World-Renowned Expert Leads Domestic Violence Training
World-Renowned Expert Leads Domestic Violence
An expatriate New Zealander working at the cutting edge of domestic violence prevention in the USA will headline a series of nationwide workshops to be hosted by the National Network of Stopping Violence, Te Kupenga.
Graham Barnes is currently with the Battered Women’s Justice Project in Minneapolis, Minnesota – a nationally-recognised initiative of Duluth’s Domestic Abuse Intervention Program.
Graham works closely with community organisations, law enforcement, prosecution, corrections, courts and judiciary as part of a multi-disciplinary team that provides technical assistance to communities that have successfully obtained grants from the Department of Justice’s Federal Violence Against Women Office.
He will lead a workshop – ‘Making a Real Difference: Effective Co-ordinated Community Responses (CCR) to Domestic Violence’ – in four main centres: Wellington (April 24), Auckland (April 26), Hamilton (April 30) and Christchurch (May 2).
The training has been organised by Te Kupenga in partnership with the National Collective of Independent Women’s Refuges and supported by the Family Safety Teams and the Ministry of Social Development.
Te Kupenga national manager Brian Gardner says a range of community and government interagency initiatives – providing an effective co-ordinated response to domestic violence – have been developed in New Zealand over the past decade.
Brian says experience and research shows that successful interagency responses increase the safety and wellbeing of individuals, whānau, families and communities.
“But what is it that makes a real difference?” he asks. “How do we measure success?

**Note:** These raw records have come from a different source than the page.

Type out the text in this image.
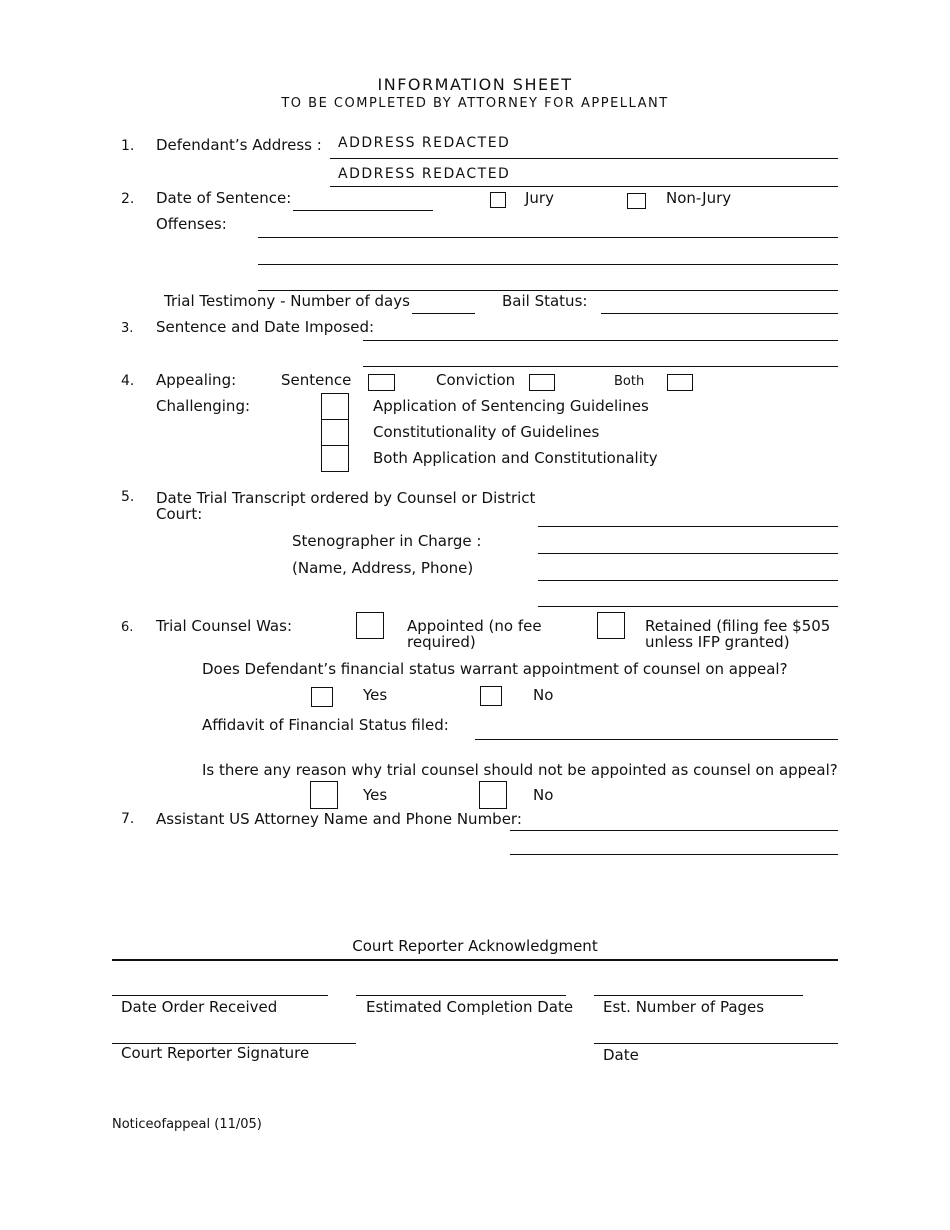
INFORMATION SHEET
TO BE COMPLETED BY ATTORNEY FOR APPELLANT
1. Defendant’s Address : ADDRESS REDACTED
ADDRESS REDACTED
2. Date of Sentence:	Jury	Non-Jury
Offenses:
Trial Testimony - Number of days	Bail Status:
3. Sentence and Date Imposed:
4. Appealing:	Sentence	Conviction	Both
Challenging:	Application of Sentencing Guidelines
Constitutionality of Guidelines
Both Application and Constitutionality
5. Date Trial Transcript ordered by Counsel or District
Court:
Stenographer in Charge :
(Name, Address, Phone)
6. Trial Counsel Was:	Appointed (no fee
required)
Retained (filing fee $505
unless IFP granted)
Does Defendant’s financial status warrant appointment of counsel on appeal?
Yes	No
Affidavit of Financial Status filed:
Is there any reason why trial counsel should not be appointed as counsel on appeal?
Yes	No
7. Assistant US Attorney Name and Phone Number:
Court Reporter Acknowledgment
Date Order Received	Estimated Completion Date Est. Number of Pages
Court Reporter Signature	Date
Noticeofappeal (11/05)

“The co-ordinated community response model is much more than a networking opportunity. It potentially links government and community agencies into a seamless response to domestic violence intervention, drawing on experience gained in Duluth, Minnesota, and other progressive cities in America who have used a systemic change perspective to address domestic violence in their communities.”
The ‘Making a Real Difference’ workshop will provide participants with:
· Information, resources and case studies on providing effective, seamless, interagency responses to domestic violence.
· An understanding of the diverse experiences of victims of violence and how to maximise their safety and autonomy.
· Skills on how to use effective interagency processes to hold offenders accountable for their violence and engage them in a change process.
· Expertise in building risk assessment into case management.
· A mechanism to track case outcomes.
· Experience on how to constructively solve problems common to co-ordinated interagency responses.
· A range of resources to support the development of interagency groups.
Te Kupenga is a network of 42 independent community-based organisations – from Whangarei to Invercargill – working to end violence and abuse in families.